Why the Trope of Anita Sarkeesian Matters
Written by Jacqueline Spiegel   
Saturday, 14 July 2012
Article Index
Why the Trope of Anita Sarkeesian Matters
Kickstarting a storm
Why this matters
Unite against online violence
Jacqueline Spiegel explores and exposes the dark side of gaming, a world where abusive misogyny is a sport. This isn't a problem we can or should ignore. It isn't going away and is one we all, men and women alike, have to face up to and deal with.

 enterscreen

In my own mind it had been a really good few weeks for women in technology – it was all coming together – the karma was palpable. Kimberly Spillman at Google I/O, ground zero as it were, was all over the tee shirt story that served as a rallying cry that went out over the web – we female geeks really mattered that day, I really felt the shift in ground, we were getting somewhere.

This week the Female Decade continues to be re-imagined at DLDWomen – a decade where both men and women come to the table in record numbers to change the course for the other 50% of the population and I was preparing to write an article on the landscape of support for women in technology.

But somehow, all that came to a crashing halt when my dear fellow programmer and CompScister/CompScibling Melody Bliss shared a link to the article Flash Game Makes Players Beat Up "Tropes vs.
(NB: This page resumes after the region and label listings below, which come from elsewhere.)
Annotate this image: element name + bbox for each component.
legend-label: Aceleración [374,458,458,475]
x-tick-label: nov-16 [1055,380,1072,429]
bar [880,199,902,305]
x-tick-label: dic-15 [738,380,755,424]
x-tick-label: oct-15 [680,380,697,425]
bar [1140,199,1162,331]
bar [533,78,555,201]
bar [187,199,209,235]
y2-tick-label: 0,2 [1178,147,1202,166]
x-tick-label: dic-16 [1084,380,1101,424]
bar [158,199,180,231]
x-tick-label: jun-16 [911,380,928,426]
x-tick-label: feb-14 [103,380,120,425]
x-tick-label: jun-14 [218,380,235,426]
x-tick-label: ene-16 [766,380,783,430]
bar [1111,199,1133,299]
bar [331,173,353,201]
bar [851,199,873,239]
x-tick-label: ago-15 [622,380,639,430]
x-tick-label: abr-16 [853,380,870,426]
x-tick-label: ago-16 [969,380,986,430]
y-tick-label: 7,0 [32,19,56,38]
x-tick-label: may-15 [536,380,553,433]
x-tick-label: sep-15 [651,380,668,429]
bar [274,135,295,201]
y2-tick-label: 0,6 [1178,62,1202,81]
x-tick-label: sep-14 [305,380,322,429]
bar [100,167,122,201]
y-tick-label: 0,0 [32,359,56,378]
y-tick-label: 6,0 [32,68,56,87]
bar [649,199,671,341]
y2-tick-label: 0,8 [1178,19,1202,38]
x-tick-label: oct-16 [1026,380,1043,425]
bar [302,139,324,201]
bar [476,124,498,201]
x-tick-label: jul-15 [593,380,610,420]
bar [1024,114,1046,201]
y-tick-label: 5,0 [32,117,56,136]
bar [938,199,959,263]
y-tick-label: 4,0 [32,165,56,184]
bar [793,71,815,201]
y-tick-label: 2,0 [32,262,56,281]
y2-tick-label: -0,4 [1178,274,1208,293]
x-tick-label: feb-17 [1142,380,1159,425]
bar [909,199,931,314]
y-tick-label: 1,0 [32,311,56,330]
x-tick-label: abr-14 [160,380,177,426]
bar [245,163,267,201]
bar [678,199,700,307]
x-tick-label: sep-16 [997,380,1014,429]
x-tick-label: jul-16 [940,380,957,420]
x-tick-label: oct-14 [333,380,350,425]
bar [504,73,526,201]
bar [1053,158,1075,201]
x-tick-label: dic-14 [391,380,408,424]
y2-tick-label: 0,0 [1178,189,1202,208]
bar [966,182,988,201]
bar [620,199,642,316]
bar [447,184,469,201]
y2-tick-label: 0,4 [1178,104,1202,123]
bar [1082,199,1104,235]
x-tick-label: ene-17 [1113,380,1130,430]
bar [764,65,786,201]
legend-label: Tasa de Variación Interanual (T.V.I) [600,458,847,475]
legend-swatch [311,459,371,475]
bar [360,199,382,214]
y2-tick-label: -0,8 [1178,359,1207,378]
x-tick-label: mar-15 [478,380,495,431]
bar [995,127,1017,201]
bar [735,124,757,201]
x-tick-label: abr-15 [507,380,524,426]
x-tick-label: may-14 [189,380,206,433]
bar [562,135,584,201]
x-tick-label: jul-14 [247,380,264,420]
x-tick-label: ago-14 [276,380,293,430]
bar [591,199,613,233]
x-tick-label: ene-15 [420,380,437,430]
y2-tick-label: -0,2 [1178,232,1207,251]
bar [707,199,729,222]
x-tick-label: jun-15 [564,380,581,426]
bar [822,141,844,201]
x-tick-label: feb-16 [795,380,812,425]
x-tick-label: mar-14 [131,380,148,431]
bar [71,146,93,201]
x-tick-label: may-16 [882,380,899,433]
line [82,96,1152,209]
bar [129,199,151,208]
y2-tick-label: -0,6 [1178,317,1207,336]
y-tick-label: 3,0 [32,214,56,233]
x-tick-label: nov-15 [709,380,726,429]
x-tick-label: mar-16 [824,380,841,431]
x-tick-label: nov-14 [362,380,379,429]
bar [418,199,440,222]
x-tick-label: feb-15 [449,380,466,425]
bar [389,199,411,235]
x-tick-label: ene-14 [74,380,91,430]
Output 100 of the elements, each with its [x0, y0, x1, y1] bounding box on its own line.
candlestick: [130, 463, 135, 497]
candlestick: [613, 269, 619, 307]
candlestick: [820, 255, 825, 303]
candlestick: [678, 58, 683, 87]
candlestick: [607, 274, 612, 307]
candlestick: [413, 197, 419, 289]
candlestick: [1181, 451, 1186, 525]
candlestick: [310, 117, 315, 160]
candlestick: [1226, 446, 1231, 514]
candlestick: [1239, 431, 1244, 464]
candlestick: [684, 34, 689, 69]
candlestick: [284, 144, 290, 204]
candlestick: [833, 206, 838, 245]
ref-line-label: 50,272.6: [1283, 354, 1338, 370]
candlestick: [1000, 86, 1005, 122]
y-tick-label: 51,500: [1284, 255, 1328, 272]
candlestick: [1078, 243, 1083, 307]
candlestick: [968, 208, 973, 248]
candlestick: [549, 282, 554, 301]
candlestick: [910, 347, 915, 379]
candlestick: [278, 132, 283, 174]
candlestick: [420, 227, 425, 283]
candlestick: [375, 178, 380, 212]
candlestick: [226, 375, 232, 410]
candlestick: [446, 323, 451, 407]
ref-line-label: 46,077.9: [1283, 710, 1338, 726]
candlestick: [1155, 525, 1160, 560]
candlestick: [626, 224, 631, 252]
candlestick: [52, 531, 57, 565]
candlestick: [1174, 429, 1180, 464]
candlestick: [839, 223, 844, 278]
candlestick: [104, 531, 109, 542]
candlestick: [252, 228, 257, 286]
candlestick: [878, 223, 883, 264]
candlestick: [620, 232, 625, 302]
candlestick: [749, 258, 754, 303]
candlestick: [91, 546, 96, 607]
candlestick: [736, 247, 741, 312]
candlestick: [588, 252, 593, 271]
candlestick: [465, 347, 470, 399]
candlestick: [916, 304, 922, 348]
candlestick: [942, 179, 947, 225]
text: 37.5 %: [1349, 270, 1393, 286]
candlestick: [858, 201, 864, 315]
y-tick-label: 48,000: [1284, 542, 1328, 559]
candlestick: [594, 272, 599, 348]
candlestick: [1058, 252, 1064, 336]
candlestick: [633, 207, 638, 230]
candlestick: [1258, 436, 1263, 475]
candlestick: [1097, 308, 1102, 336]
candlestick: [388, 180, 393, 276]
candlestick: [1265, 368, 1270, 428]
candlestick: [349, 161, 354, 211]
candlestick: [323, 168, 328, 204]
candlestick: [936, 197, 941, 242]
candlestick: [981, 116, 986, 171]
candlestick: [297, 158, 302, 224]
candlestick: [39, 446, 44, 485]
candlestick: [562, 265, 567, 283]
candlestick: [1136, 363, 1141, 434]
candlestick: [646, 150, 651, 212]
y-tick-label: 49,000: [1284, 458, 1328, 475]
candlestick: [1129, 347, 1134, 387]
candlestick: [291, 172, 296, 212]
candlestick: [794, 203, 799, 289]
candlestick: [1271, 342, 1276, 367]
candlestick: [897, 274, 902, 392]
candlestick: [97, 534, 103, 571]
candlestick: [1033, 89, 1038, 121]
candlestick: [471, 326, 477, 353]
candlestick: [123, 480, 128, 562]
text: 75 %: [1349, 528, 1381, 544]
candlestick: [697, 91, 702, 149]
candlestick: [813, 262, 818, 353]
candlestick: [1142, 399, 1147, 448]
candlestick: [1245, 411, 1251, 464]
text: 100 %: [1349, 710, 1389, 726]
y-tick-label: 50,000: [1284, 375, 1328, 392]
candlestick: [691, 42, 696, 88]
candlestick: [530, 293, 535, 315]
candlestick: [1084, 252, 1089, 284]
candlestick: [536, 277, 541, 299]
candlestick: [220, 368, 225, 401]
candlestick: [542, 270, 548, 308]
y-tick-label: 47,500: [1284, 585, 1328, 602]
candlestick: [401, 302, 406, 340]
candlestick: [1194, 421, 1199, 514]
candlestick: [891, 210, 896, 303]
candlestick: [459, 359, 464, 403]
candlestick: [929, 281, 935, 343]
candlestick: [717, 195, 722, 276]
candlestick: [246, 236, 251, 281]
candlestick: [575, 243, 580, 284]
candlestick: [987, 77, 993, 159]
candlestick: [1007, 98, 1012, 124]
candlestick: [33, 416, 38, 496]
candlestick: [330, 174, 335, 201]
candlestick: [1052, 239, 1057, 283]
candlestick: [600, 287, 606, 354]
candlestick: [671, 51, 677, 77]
Women" Creator introduced with a graphic that  was disturbing:

 

AS1

 

And at that point I was left only with William Wordsworth, who asked so poignantly in 1798 "Have I not reason to lament / What man has made of man ?"

Up until that moment I had been extremely sheltered and naïve. I had no idea that a world like this existed - and I will bet that I am not the only one.

Reading the first article Melody posted, I still didn't quite get it – so ok, some loser made a Flash Game that bashes in a women's face. There will always be immaturity, and that game unwittingly helped a ground swell of support develop and coalesce amongst male and female voices that are sometimes content and complacent, and often times too busy to really stop and weigh in on an important cause – so in its own way, it was even helpful.

Right?

 

Beatup1

 

Beatup2

Photo Credit: Helen Lawrence

It wasn't until I started wading past what Escapist Magazine euphemistically called "a campaign of harassment" into the stark world of Helen Lewis at NewStatesman – that it really dawned on me, that this battle is as ugly as Ben Spurr's game. This is the world within gaming and the Internet where people can say, do and act any way they want. And this is a very scary place, because it is real.